In theory, Putin could allow gas payments to be made through other banks. But it remains to be seen whether Moscow will want to change the scheme of transfers, particularly abroad.

Florence Schmitt, an energy strategist at Rabobank in the Netherlands, stated that there is a possibility of some transactions being disrupted due to this, potentially leading to delays and even a reduction in gas supplies. She noted that Gazprombank continues to play a significant role in processing payments for Russian gas exports to Europe.

According to her, delays or interruptions in supplies could affect prices in Europe and close the already narrow window of opportunity for any transit of Russian gas through Ukraine in the new year.

Will it undermine Russia's ability to fight against Ukraine?

According to US National Security Advisor Jake Sullivan, the new sanctions are aimed at further undermining Russia's ability to use the international financial system to support its war against Ukraine.

US Treasury Secretary Janet Yellen made a similar statement. She stated that these sweeping actions would make it more challenging for the Kremlin to evade US sanctions and to finance and equip its military.

The outgoing administration likely decided to finally strike a sanctions blow to support Ukraine in anticipation of pressure from President-elect Donald Trump on both sides to negotiate a peace or ceasefire.

Trump's return to the White House in January and his promise to end the war as soon as possible raised concerns among Ukraine's Western partners, who are interested in Ukraine's strong position. At the same time, the Kremlin says it is ready to discuss a potential ceasefire taking into account the realities on the ground.

Daniel Fried, a former coordinator for sanctions policy at the US State Department, explained that in its final weeks, the Biden administration had been hastily working to impose additional sanctions while simultaneously taking steps to send more weapons to Ukraine, including anti-personnel mines, and to remove barriers by lifting restrictions on the use of ATACMS.

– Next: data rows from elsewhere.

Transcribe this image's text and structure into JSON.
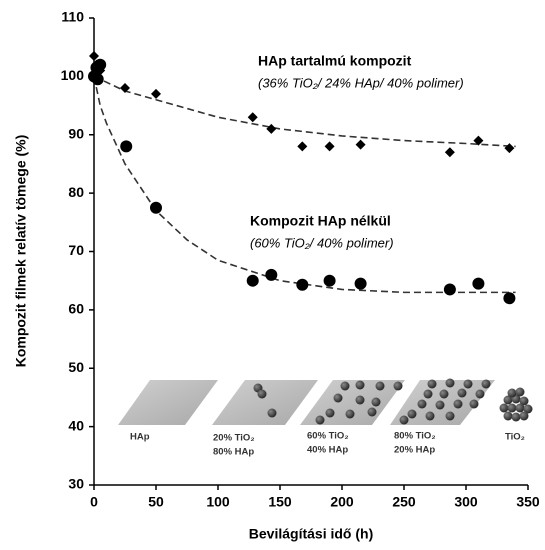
{
  "chart_data": {
    "type": "scatter",
    "xlabel": "Bevilágítási idő (h)",
    "ylabel": "Kompozit filmek relatív tömege (%)",
    "xlim": [
      0,
      350
    ],
    "ylim": [
      30,
      110
    ],
    "xticks": [
      0,
      50,
      100,
      150,
      200,
      250,
      300,
      350
    ],
    "yticks": [
      30,
      40,
      50,
      60,
      70,
      80,
      90,
      100,
      110
    ],
    "series": [
      {
        "name": "HAp tartalmú kompozit",
        "marker": "diamond",
        "color": "#000000",
        "x": [
          0,
          2,
          5,
          25,
          50,
          128,
          143,
          168,
          190,
          215,
          287,
          310,
          335
        ],
        "values": [
          103.5,
          102,
          101,
          98,
          97,
          93,
          91,
          88,
          88,
          88.3,
          87,
          89,
          87.7
        ]
      },
      {
        "name": "Kompozit HAp nélkül",
        "marker": "circle",
        "color": "#000000",
        "x": [
          0,
          2,
          3,
          5,
          26,
          50,
          128,
          143,
          168,
          190,
          215,
          287,
          310,
          335
        ],
        "values": [
          100,
          101.5,
          99.5,
          102,
          88,
          77.5,
          65,
          66,
          64.3,
          65,
          64.5,
          63.5,
          64.5,
          62
        ]
      }
    ],
    "fits": [
      {
        "x": [
          0,
          10,
          25,
          50,
          75,
          100,
          150,
          200,
          250,
          300,
          340
        ],
        "values": [
          100,
          99,
          97.5,
          96,
          94.5,
          93,
          91,
          89.8,
          89,
          88.5,
          88
        ]
      },
      {
        "x": [
          0,
          5,
          10,
          25,
          50,
          75,
          100,
          150,
          200,
          250,
          300,
          340
        ],
        "values": [
          100,
          95,
          92,
          85,
          77,
          72,
          68.5,
          65,
          63.5,
          63,
          63,
          63
        ]
      }
    ],
    "annotations": [
      "(36% TiO₂/ 24% HAp/ 40% polimer)",
      "(60% TiO₂/ 40% polimer)"
    ],
    "inset_panels": [
      [
        "HAp"
      ],
      [
        "20% TiO₂",
        "80% HAp"
      ],
      [
        "60% TiO₂",
        "40% HAp"
      ],
      [
        "80% TiO₂",
        "20% HAp"
      ],
      [
        "TiO₂"
      ]
    ]
  }
}
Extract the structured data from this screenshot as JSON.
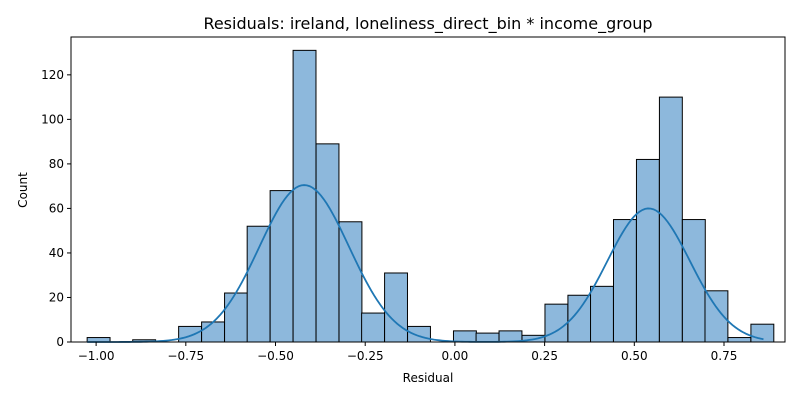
{
  "chart_data": {
    "type": "bar",
    "title": "Residuals: ireland, loneliness_direct_bin * income_group",
    "xlabel": "Residual",
    "ylabel": "Count",
    "xlim": [
      -1.07,
      0.92
    ],
    "ylim": [
      0,
      137
    ],
    "xticks": [
      -1.0,
      -0.75,
      -0.5,
      -0.25,
      0.0,
      0.25,
      0.5,
      0.75
    ],
    "xtick_labels": [
      "−1.00",
      "−0.75",
      "−0.50",
      "−0.25",
      "0.00",
      "0.25",
      "0.50",
      "0.75"
    ],
    "yticks": [
      0,
      20,
      40,
      60,
      80,
      100,
      120
    ],
    "ytick_labels": [
      "0",
      "20",
      "40",
      "60",
      "80",
      "100",
      "120"
    ],
    "bin_width": 0.0638,
    "bins": [
      {
        "x0": -1.025,
        "count": 2
      },
      {
        "x0": -0.961,
        "count": 0
      },
      {
        "x0": -0.898,
        "count": 1
      },
      {
        "x0": -0.834,
        "count": 0
      },
      {
        "x0": -0.77,
        "count": 7
      },
      {
        "x0": -0.706,
        "count": 9
      },
      {
        "x0": -0.642,
        "count": 22
      },
      {
        "x0": -0.579,
        "count": 52
      },
      {
        "x0": -0.515,
        "count": 68
      },
      {
        "x0": -0.451,
        "count": 131
      },
      {
        "x0": -0.387,
        "count": 89
      },
      {
        "x0": -0.323,
        "count": 54
      },
      {
        "x0": -0.26,
        "count": 13
      },
      {
        "x0": -0.196,
        "count": 31
      },
      {
        "x0": -0.132,
        "count": 7
      },
      {
        "x0": -0.068,
        "count": 0
      },
      {
        "x0": -0.004,
        "count": 5
      },
      {
        "x0": 0.059,
        "count": 4
      },
      {
        "x0": 0.123,
        "count": 5
      },
      {
        "x0": 0.187,
        "count": 3
      },
      {
        "x0": 0.251,
        "count": 17
      },
      {
        "x0": 0.315,
        "count": 21
      },
      {
        "x0": 0.378,
        "count": 25
      },
      {
        "x0": 0.442,
        "count": 55
      },
      {
        "x0": 0.506,
        "count": 82
      },
      {
        "x0": 0.57,
        "count": 110
      },
      {
        "x0": 0.634,
        "count": 55
      },
      {
        "x0": 0.697,
        "count": 23
      },
      {
        "x0": 0.761,
        "count": 2
      },
      {
        "x0": 0.825,
        "count": 8
      }
    ],
    "kde": {
      "x_range": [
        -1.025,
        0.86
      ],
      "components": [
        {
          "mean": -0.42,
          "sd": 0.125,
          "peak": 70.5
        },
        {
          "mean": 0.54,
          "sd": 0.115,
          "peak": 60
        }
      ]
    },
    "colors": {
      "bar_fill": "#8db8dc",
      "bar_edge": "#000000",
      "kde_line": "#1f77b4"
    },
    "grid": false,
    "legend": "none"
  }
}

Despite this, in recent days, Moscow has intensified its strikes against Ukraine and even demonstratively used an intermediate-range ballistic missile. And the previous rounds of sanctions over the past two and a half years have failed to critically undermine Russia's ability to wage war.

According to Fried, sanctions against Gazprombank and other banks could make it harder to sell gas and oil, possibly forcing Russians to resort to weaker currencies (not the dollar, euro, or pound sterling) or even barter deals.

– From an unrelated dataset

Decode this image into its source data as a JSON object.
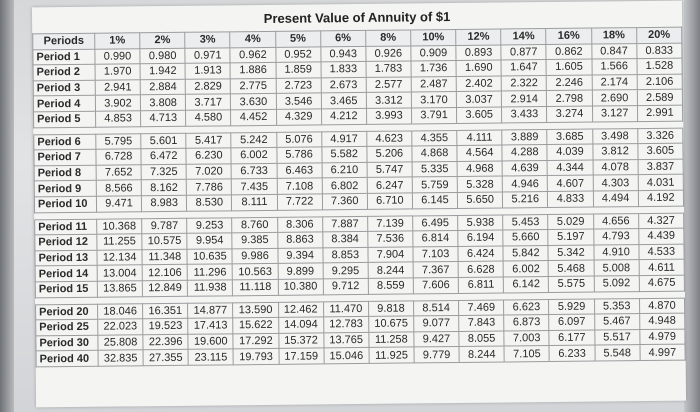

The expert added that while the sanctions were unlikely to deal a decisive blow to the Russian economy on their own, they would be insufficient if they represented the final measures of the Biden administration, considering the gravity of the war and Russia's successes on the battlefield. However, the expert expressed optimism, noting that these were not expected to be the administration's last sanctions against Russia.